Swaths of savers are set to cash in their pension pots to raise large deposits for buy-to-let property investments, which one property portal has said could be such a trend that it may drive prices up further at the low end of the market.
Rightmove stated that buy-to-let investors cashing in their pension pots to raise larger deposits may drive prices up further at the low end of the market, with agents reporting significant uplift in interest ahead of new pension rules in April.
Last month, advisers and estate agents acknowledged there could be a rush to buy-to-let property investment in April, although many claimed the scale is being overblown as few people have a large enough pension pot to meet inflated property prices.
Many could get around this by using their pension cash as a sizable deposit for a home, with a mortgage used to fill the gap. Most buy-to-let loans are not subject to tougher affordability tests which came in from last year and that often preclude mortgages which extend into retirement.
Rightmove cited Council for Mortgage Lenders data which show buy-to-let mortgage loan numbers were already up by 23 per cent in 2014 as the sector rides a wave of growth even before new pension rules.
Miles Shipside, Rightmove’s director, said that its agents are reporting a "high level of interest" from new landlords, who are typically first-time, retirement age, buy-to-let investors.
“With the highest returns for the lowest investment being at the lower end of the market, the first-time buyer property sector will be the greatest recipient of any increase in demand from investors with substantial pension pots.”
He pointed out that lower-end properties favoured by first-time buyers and investors are in short supply in many locations due to increased competition among mortgage lenders, who are also chasing landlords with offers of low rates for lower risk.

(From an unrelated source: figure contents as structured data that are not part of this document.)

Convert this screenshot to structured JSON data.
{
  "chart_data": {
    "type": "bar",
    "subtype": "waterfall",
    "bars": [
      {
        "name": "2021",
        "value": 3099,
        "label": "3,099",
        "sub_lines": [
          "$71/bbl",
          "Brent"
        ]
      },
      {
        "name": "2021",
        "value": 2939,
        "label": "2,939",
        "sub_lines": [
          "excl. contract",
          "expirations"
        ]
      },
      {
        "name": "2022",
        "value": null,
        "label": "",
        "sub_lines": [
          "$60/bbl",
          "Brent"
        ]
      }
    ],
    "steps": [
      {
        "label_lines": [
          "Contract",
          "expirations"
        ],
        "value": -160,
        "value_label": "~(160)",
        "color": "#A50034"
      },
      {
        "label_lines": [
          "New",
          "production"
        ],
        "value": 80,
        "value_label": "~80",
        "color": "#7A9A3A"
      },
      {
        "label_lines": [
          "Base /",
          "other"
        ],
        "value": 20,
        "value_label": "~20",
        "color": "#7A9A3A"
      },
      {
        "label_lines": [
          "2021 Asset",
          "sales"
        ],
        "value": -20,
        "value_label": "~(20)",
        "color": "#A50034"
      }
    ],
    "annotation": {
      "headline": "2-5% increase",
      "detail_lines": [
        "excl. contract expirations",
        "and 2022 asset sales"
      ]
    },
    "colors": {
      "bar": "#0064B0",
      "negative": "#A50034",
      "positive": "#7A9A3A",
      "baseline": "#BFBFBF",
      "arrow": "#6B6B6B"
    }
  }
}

“Some cash-rich pension pot buy-to-let investors will also be tempted by those tax-deductible mortgage rates, creating further upwards price pressure in a market sector that is already out-stripping the higher-priced ones.”

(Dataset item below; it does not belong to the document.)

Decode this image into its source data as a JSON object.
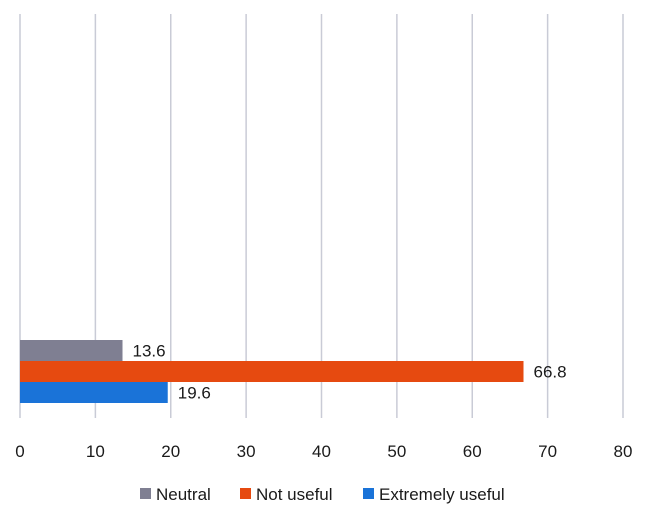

However, while there are tax benefits to buy-to-let relative to residential purchases, most pension savers will find themselves hit with a major tax liability if they cash in their pension for property - and the bill could ultimately be enough to put many off altogether.

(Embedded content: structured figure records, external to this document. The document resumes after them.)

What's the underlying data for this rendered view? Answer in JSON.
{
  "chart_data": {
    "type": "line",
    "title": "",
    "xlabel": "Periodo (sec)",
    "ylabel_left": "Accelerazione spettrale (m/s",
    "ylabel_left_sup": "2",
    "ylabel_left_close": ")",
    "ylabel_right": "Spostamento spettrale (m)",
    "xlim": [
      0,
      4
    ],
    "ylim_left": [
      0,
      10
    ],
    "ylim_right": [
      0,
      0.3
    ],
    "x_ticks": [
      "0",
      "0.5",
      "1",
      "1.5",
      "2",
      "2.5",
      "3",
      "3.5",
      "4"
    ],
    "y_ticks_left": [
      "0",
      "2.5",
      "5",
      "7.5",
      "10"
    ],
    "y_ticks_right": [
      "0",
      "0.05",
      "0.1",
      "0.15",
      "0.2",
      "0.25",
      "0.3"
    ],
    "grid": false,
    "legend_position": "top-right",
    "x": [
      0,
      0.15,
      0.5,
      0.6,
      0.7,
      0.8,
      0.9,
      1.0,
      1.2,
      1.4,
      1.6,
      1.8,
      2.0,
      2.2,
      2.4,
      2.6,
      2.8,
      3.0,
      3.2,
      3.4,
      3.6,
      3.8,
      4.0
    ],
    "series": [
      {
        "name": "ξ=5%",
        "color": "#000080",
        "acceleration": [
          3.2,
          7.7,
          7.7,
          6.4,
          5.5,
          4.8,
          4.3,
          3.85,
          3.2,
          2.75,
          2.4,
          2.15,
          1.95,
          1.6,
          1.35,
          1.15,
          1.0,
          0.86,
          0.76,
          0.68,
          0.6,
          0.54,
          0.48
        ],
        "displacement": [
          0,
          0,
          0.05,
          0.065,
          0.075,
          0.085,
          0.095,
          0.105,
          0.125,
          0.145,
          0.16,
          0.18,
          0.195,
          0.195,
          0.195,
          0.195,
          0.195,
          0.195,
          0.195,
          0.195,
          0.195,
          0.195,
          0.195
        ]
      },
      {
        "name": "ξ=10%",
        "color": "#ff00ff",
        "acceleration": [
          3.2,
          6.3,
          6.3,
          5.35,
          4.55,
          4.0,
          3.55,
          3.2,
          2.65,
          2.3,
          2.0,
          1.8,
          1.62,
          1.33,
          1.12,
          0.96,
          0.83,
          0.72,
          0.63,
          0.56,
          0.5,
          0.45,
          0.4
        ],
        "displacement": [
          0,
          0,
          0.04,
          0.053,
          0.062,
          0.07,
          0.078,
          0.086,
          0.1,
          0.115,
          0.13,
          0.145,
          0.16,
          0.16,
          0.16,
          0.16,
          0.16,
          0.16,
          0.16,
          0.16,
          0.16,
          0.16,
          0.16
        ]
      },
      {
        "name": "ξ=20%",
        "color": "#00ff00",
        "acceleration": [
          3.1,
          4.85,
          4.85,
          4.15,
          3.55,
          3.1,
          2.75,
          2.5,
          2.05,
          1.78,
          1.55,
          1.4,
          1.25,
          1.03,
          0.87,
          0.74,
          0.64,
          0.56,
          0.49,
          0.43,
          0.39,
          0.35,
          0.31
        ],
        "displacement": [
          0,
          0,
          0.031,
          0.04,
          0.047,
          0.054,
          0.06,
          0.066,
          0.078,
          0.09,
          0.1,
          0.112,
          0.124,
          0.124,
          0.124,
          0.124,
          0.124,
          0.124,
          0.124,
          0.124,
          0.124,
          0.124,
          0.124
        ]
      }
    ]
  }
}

As well as marginal rate taxes for the initial withdrawal, which could extend to 40 or 45 per cent depending on the amount released and that would apply to all other income earned that year, buyers would face stamp duty charges on the property itself. Buying also brings a range of other costs.
So poor a move to most advisers consider buy-to-let for many retirees that one adviser questioned the FCA during a recent FTAdviser retirement freedoms event on whether he should simply walk away from clients insisting they wish to go down this route.
Separately, Rightmove's monthly house price index revealed the average new seller asking price is just £30 below the all-time high of £281,782 last June, following a 1 per cent rise in the price of property coming to market.